Garlic Butter Chicken

Equipment:
Large Frying Pan & Wooden Spoon
Shallow Dish (for dredging)
Sharp Knife & Chopping Board
Jug (for stock)
Tongs

Ingredients (check list):
▢2x 9oz/250g Chicken Breasts, brought close to room temp
▢1/4 cup / 40g Plain / All Purpose Flour
▢1/2 cup / 120ml Chicken Stock
▢6 tbsp / 90g / 3.2oz Unsalted Butter, divided into tbsp chunks (see notes)
▢2 cloves of Garlic, minced/finely diced
▢1 tbsp finely diced Fresh Parsley
▢1 tbsp Olive Oil
▢1 tsp Garlic Powder
▢1 tsp Salt, plus more to taste
▢1/2 tsp Black Pepper, plus more to taste
▢1 Lemon, divided into 4 wedges (to serve)

Instructions:
In a shallow dish, combine 1/4 cup flour with 1 tsp garlic powder & salt and 1/2 tsp black pepper.
Butterfly your chicken breasts right through the centre to make 4 even sized breasts. One by one dredge in the flour (press in the flour to get an even coverage), give them a shake then place to one side.
Add 1 tbsp butter and 1 tbsp olive oil to a large pan over medium-high heat.
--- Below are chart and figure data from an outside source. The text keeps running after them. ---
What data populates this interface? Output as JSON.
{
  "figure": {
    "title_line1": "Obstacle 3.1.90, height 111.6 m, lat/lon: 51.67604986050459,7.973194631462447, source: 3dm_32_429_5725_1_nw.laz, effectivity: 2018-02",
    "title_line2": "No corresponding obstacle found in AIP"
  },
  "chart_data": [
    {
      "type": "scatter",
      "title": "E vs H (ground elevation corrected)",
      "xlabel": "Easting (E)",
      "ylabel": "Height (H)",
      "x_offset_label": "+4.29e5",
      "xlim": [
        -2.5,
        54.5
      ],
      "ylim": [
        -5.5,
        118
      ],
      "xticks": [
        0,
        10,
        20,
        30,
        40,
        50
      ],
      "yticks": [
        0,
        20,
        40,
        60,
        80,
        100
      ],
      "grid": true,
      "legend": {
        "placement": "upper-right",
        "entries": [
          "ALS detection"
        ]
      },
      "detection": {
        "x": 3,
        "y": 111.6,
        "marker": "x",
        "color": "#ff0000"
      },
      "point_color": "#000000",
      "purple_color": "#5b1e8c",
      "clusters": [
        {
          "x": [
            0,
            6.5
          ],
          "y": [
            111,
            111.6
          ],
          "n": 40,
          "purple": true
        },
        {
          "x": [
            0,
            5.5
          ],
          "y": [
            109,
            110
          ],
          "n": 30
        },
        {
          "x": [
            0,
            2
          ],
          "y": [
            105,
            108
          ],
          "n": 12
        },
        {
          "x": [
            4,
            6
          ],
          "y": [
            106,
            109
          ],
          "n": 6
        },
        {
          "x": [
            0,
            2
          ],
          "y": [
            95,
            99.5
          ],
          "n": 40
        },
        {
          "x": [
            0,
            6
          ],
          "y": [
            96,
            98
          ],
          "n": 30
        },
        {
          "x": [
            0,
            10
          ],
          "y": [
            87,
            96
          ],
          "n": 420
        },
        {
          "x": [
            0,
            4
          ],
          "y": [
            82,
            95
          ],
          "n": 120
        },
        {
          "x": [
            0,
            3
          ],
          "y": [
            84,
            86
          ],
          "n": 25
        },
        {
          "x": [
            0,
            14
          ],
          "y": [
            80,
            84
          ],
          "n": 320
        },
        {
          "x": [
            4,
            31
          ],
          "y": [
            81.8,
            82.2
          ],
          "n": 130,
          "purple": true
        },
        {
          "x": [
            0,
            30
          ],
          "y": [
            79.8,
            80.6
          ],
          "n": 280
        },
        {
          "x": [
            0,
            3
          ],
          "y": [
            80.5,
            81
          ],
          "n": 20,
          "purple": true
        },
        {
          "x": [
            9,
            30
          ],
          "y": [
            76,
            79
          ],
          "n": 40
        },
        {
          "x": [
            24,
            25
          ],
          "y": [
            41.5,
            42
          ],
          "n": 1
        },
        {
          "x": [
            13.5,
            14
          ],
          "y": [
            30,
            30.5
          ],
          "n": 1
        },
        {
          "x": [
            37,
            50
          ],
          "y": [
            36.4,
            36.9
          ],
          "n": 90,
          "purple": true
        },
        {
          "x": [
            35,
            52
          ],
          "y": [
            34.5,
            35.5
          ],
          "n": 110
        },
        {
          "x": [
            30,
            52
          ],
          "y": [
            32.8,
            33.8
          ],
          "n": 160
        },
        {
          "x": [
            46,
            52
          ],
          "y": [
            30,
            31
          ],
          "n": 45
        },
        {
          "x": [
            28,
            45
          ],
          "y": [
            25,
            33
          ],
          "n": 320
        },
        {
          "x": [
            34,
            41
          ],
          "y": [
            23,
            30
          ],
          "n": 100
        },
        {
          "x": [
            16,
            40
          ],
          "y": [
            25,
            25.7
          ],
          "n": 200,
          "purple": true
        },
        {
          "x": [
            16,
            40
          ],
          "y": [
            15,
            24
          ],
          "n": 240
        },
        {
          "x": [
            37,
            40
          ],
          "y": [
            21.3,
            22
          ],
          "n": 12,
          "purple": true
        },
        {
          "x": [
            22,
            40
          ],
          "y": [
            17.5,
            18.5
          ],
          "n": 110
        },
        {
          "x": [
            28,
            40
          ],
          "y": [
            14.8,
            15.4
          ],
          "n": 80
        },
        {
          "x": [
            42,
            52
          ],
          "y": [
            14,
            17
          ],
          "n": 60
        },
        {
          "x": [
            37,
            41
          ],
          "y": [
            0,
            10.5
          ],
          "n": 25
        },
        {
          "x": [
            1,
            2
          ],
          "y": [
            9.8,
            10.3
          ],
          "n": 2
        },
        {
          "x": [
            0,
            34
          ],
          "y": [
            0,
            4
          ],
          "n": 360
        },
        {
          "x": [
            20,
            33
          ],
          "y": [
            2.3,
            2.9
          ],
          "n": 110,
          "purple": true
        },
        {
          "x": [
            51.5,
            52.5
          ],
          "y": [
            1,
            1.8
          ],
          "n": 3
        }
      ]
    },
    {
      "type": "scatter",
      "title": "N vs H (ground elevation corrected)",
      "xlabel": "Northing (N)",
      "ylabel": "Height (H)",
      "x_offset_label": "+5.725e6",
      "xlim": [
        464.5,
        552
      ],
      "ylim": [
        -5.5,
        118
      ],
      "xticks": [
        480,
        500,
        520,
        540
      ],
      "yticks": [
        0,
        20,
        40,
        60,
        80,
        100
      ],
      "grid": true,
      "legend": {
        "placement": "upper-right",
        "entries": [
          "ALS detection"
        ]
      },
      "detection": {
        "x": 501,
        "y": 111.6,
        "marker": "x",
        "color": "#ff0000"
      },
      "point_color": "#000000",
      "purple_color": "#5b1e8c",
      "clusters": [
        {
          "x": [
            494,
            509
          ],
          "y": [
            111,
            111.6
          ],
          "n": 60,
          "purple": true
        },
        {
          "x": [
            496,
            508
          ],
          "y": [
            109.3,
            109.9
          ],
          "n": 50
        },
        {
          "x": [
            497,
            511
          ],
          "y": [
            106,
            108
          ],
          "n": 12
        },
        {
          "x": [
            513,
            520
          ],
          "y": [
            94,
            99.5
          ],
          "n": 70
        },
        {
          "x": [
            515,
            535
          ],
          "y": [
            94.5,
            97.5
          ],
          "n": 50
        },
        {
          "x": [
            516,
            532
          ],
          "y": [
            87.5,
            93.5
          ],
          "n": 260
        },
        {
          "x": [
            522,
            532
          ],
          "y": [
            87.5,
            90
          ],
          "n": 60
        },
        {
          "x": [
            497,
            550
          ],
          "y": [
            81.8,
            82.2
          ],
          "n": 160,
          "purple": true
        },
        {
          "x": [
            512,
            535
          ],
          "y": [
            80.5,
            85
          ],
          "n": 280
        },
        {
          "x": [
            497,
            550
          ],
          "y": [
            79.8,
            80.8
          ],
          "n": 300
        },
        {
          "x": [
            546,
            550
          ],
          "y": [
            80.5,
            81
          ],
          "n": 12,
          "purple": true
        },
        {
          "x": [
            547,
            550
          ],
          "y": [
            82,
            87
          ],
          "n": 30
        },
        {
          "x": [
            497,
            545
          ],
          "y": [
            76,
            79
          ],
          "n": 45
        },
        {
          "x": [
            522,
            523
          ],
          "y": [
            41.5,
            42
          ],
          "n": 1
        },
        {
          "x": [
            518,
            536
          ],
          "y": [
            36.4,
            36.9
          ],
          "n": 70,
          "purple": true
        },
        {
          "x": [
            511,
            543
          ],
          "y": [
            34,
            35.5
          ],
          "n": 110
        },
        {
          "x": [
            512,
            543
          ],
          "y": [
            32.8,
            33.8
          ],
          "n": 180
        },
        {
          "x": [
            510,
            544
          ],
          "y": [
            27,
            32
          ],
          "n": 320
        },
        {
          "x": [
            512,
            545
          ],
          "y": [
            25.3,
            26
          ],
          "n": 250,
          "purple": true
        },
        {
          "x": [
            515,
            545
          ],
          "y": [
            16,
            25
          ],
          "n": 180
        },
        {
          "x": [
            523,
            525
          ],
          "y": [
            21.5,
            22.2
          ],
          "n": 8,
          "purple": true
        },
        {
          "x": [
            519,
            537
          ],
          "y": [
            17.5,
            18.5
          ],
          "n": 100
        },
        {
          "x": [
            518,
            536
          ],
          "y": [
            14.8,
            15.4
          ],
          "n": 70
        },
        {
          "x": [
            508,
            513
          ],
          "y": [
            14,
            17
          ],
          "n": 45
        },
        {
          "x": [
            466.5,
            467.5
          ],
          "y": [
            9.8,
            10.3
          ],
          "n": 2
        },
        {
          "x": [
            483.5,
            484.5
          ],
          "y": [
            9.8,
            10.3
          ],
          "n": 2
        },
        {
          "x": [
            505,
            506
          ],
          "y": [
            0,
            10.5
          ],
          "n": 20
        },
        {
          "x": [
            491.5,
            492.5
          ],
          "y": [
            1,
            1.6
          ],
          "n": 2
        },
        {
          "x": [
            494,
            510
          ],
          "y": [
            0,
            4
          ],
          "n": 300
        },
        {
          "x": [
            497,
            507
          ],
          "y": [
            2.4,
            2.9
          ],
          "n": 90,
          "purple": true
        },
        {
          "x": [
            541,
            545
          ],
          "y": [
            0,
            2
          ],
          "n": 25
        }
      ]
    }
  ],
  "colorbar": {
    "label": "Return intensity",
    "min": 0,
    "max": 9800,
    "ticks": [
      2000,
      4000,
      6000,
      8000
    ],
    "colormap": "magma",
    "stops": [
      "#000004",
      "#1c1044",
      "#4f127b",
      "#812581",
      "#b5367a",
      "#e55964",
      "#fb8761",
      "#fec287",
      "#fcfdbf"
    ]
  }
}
When hot, add in the chicken breasts and fry until golden on each side and white/piping hot through the centre. Approx 3-5mins each side depending on thickness. Place to one side.
Turn heat down to a medium and add garlic. Fry for 1-2mins until it just begins to brown, then pour in stock. Use your wooden spoon to scrape off any flavour stuck to the pan, then add in your remaining 5 tbsp butter. Swiftly whisk as it melts to bind with the stock, it should turn slightly cloudy. Sprinkle in parsley and season to taste with salt & black pepper.
Allow to simmer for a few mins to thicken, then turn down heat to low and add back in chicken. Spoon over the sauce then serve up with extra sauce drizzled over and a squeeze of lemon juice to taste (optional – see notes).